司法の「枠組み」の壁~「江戸川区スーパー堤防仮換地処分取消訴訟」第三回口頭弁論期日

 被告・江戸川区は7月提出の準備書面において、事業計画変更と仮換地指定処分の関係について、「造成計画変更の前後によって、区画整理事業施行後の盛り土の形状は全く変わらない」とし、「すでになされた仮換地指定処分には抵触せず、同処分には何ら影響を及ぼさない」と主張しました。今回は、議会答弁と同じ。 

 原告は、同書面における「盛土の実施主体が国になり、盛土が土地区画整理事業とは別個の事業として行われることになったのであれば、盛土に係る事情は、土地区画整理事業の事業計画に係る手続きの中で検討する対象でなくなったというべきである」との被告の主張に対し、書面で4点につき釈明を求めました。 

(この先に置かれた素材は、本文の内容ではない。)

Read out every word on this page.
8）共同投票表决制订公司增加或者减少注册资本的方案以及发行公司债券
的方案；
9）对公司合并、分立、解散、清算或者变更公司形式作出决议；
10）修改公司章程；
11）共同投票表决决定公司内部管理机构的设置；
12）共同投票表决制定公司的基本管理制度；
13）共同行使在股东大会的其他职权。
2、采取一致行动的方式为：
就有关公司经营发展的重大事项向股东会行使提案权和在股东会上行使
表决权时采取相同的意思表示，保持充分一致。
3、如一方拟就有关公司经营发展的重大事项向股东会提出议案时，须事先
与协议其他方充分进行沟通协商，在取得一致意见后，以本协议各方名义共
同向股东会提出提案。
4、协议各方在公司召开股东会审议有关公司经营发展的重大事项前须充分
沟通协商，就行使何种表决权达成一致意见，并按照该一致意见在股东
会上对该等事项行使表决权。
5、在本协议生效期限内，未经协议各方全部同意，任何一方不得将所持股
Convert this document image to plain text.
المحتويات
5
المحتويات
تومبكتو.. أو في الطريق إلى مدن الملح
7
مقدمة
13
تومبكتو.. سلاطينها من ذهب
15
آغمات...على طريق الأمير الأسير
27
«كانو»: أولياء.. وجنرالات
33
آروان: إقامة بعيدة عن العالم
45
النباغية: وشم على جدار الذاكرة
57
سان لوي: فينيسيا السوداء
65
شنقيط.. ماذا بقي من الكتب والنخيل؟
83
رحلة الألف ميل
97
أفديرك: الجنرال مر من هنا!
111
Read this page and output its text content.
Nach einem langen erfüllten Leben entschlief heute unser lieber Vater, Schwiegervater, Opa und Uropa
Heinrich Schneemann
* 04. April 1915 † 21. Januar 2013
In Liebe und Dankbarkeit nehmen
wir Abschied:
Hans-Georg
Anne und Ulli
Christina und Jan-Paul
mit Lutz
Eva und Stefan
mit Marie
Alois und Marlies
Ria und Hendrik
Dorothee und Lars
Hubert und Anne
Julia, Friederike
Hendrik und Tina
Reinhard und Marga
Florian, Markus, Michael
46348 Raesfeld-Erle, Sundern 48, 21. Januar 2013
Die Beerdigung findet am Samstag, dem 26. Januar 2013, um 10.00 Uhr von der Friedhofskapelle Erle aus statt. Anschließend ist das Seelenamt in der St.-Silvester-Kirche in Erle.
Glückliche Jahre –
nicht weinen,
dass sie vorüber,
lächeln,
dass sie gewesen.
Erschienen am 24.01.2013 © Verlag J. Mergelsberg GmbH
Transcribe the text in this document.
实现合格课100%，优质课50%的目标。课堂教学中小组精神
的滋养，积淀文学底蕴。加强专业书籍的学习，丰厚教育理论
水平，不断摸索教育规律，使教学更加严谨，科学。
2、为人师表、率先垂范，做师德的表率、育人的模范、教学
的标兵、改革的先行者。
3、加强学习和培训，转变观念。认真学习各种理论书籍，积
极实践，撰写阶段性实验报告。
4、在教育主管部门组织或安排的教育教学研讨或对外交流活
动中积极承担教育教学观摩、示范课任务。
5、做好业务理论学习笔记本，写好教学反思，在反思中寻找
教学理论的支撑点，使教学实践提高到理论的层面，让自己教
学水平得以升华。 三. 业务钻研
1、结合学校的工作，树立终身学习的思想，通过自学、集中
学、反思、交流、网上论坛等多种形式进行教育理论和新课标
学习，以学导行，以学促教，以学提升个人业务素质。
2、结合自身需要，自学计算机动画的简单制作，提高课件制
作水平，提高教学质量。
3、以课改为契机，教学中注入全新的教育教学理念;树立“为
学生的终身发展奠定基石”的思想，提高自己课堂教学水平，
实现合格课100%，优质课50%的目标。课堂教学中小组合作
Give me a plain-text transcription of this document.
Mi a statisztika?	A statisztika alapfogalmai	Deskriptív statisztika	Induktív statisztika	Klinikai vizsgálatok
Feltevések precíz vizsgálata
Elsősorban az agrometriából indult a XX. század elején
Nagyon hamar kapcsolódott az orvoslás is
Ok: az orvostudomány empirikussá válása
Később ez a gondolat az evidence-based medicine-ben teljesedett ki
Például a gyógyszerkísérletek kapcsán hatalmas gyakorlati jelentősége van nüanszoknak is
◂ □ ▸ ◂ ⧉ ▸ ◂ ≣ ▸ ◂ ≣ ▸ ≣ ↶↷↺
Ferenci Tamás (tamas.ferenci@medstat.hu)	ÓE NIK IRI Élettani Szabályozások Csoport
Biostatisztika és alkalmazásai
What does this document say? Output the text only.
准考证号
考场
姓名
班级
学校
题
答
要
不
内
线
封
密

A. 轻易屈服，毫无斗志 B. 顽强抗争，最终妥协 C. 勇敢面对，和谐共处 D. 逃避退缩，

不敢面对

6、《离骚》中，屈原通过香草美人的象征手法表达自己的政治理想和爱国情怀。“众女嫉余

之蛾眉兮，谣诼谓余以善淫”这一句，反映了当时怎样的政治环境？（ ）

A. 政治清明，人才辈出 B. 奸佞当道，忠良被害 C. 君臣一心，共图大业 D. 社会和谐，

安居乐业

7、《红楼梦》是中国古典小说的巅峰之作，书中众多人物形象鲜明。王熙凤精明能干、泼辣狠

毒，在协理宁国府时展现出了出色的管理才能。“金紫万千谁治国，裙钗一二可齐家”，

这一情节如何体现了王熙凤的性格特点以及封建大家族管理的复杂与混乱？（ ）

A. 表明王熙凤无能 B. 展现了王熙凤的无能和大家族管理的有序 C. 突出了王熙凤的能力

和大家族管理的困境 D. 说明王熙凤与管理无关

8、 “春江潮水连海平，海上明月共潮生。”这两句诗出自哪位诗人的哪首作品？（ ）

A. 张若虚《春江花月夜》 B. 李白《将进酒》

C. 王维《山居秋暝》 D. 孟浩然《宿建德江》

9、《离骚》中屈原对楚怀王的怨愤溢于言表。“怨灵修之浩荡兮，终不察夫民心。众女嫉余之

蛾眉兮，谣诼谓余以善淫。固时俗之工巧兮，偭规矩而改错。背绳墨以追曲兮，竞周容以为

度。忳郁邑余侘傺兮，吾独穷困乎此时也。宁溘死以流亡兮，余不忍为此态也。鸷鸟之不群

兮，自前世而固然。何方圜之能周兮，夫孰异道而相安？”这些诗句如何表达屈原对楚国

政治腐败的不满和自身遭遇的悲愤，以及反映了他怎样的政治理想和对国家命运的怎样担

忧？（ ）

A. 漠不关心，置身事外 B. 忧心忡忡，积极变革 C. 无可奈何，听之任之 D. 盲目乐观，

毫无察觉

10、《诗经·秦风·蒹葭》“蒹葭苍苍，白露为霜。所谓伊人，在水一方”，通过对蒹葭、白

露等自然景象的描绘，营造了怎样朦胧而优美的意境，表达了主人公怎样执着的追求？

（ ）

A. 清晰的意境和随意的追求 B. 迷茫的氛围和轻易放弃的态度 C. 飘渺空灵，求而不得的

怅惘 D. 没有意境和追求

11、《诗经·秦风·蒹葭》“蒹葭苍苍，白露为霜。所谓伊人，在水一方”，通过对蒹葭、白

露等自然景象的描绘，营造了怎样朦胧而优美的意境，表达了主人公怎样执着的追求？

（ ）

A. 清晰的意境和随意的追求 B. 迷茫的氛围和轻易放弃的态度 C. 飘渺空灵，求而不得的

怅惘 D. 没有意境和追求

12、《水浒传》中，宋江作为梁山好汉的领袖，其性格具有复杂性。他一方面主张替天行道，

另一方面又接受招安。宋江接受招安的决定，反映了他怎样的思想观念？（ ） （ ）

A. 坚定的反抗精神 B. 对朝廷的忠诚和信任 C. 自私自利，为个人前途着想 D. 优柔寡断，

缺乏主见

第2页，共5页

  本日行われた第三回期日(803号法廷)では、まず、「区画整理事業に基づく仮換地指定処分が行われている場合、処分の対象となった従前地において、所有者の同意なく工事を行うことができるのは、『施行者又はその命じた者若しくは委任した者』による『土地区画整理事業の工事』のみである(土地区画整理法80条)。第三者である国が盛土工事を行うのは問題ではないのかはっきりさせてもらいたい」 

 さらに、「国が実施するにしても、その盛土整備の結果として形成される地盤の安全性は、事業計画が定めるべき『災害の発生を防止し、その他健全な市街地を造成するために必要な・・宅地に関する計画』(土地区画整理法6条8項)に影響を与えるものと考えられるが、被告は、事業計画変更案に係る判断の過程において、盛土の安全性に関する事情を一切考慮しなかったと主張するのか」 について、主に主張が交わされました。 

 途中、谷口豊裁判長からは、「本訴訟の請求原因に沿った主張を」との指揮がありましたが、小島延夫弁護団長が食い下がり、その後、裁判長は「全く関係ないとは申し上げない」と。 

 被告は、前段については、「裁判所からの指示があれば書面を出す」、後段については「一切考慮していないとは言っていない」と主張し、原告が求めた「計画変更する上で、国が行う盛土の安全性についてどのような考慮をしたのか」について、立証補充することになりました。それを受け、原告からも書面が出されることに。専門家の意見書提出もなされるとのことです。

 この裁判は「区が事業計画変更を決定しない段階での仮換地指定処分は違法」と訴えているもの。よって、事業計画変更の中身は関係なく、原告の主張は訴訟の枠組みを超えているのではないか、というのが裁判所の見解のよう。 

 本訴(取消訴訟)では、スーパー堤防事業と切り離し、今回は、変更の中身は関係ない、と。司法や行政の「枠組み」の中では、市民の疑問・不満は解消されることはない。明快な説明はどこへ行ったら聞けるのか教えてほしいもの・・。